As I say:  No answers here.

But, I can also tell you this:  When I look at Trump, or Cruz, or Rubio, or Carson, or any of the empty suits constantly fielded for public office at all levels by the GOP, I do not feel honored or uplifted.  And:  I do not feel we are capable of change, or even human, sometimes.

I have this same disappointed feeling when I think of the Super Bowl.  Or drones.  Or failed fridge efforts for the homeless.

It has taken some time to figure this out, but it may be because I have again read about Eugene V. Debs, read what he has thought about and said.

If there is a thing like a god, or God, I think there would be complete approval, and favor, of the things Debs thought and said.  Even if there is not such an entity, it is easy to imagine any thinking, feeling human being would have a sense of being honored and uplifted after taking some time to consider his words.

I have pondered some of those words, this festive weekend, while balls were thrown about in the air to the giddy delight of millions, and I tell you that this crusty, cynical, disappointed curmudgeon felt honored and uplifted.

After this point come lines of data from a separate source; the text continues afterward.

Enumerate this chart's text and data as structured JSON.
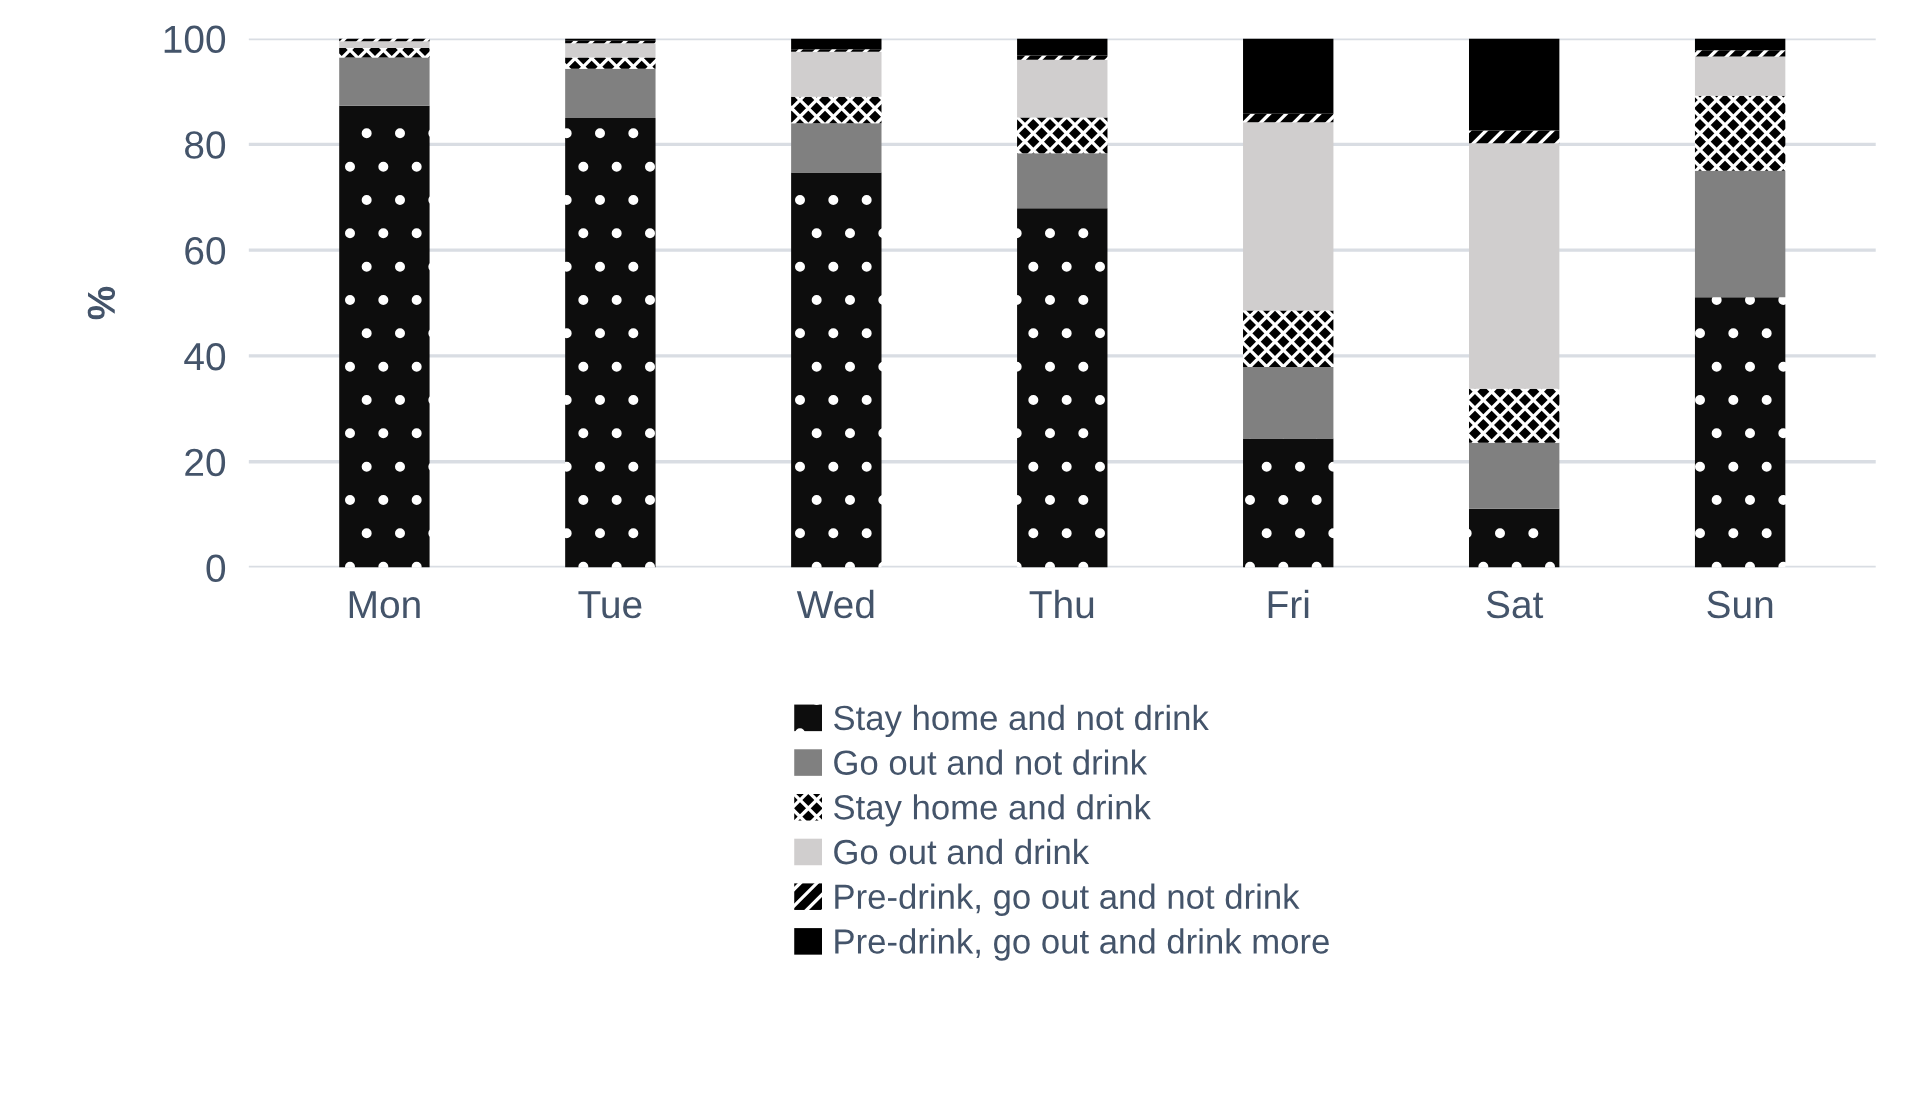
{
  "chart_data": {
    "type": "bar",
    "stacked": true,
    "ylabel": "%",
    "categories": [
      "Mon",
      "Tue",
      "Wed",
      "Thu",
      "Fri",
      "Sat",
      "Sun"
    ],
    "series": [
      {
        "name": "Stay home and not drink",
        "color": "#0d0d0d",
        "values": [
          87.3,
          85.0,
          74.7,
          67.9,
          24.4,
          11.1,
          51.1
        ]
      },
      {
        "name": "Go out and not drink",
        "color": "#808080",
        "values": [
          9.1,
          9.3,
          9.3,
          10.4,
          13.5,
          12.5,
          23.9
        ]
      },
      {
        "name": "Stay home and drink",
        "color": "#000000",
        "values": [
          1.8,
          2.1,
          5.0,
          6.8,
          10.7,
          10.2,
          14.2
        ]
      },
      {
        "name": "Go out and drink",
        "color": "#d0cece",
        "values": [
          1.3,
          2.7,
          8.5,
          10.9,
          35.6,
          46.4,
          7.4
        ]
      },
      {
        "name": "Pre-drink, go out and not drink",
        "color": "#000000",
        "values": [
          0.5,
          0.5,
          0.5,
          0.8,
          1.6,
          2.4,
          1.2
        ]
      },
      {
        "name": "Pre-drink, go out and drink more",
        "color": "#000000",
        "values": [
          0,
          0.4,
          2.0,
          3.2,
          14.2,
          17.4,
          2.2
        ]
      }
    ],
    "ylim": [
      0,
      100
    ],
    "yticks": [
      0,
      20,
      40,
      60,
      80,
      100
    ],
    "grid": "y",
    "legend": "bottom"
  }
}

I was also reminded of the astonishingly wide gap between the mind and spirit of Debs, and the minds and spirits I see clustered together on these GOP debate stages.

I could say I see swine set among a pearl, at times like these, except Debs would blush from embarrassment, plus, I have no reason to so brutally slander swine.


Meanwhile, in Make-Believe Land, balance and sanity has been achieved once again, in The Hunt for Red October, at least.  I wish it were so easily accomplished in the real world -- you know, just hit the play button on the Life's Big Remote Control Unit, and let the inevitable, upbeat conclusion play itself out.


The thing that keeps trying to ping me, over and over, here in Reality?  The thing doing Crazy Ivans in my logic circuits?

  • You can either vote for The Rights of Money, or you can vote for The Rights of People.

Unlike shared fridges and Super-footballs, it sure looks like we can't have both.

In fact, we keep proving it, over and over, with our immovable determination and irresistible persistence -- with our fears pushing us backward, instead of our hopes propelling us forward.


[from the next room]

When's the kick-off?  November eighth?  Man, oh man -- this pre-game show is interminable!  Anyone want anything from the fridge?  From the medicine cabinet? From the Little Philosopher's Self-Help Relativity-and-Sanity Guide?  From the tool box -- like a rubber mallet, maybe?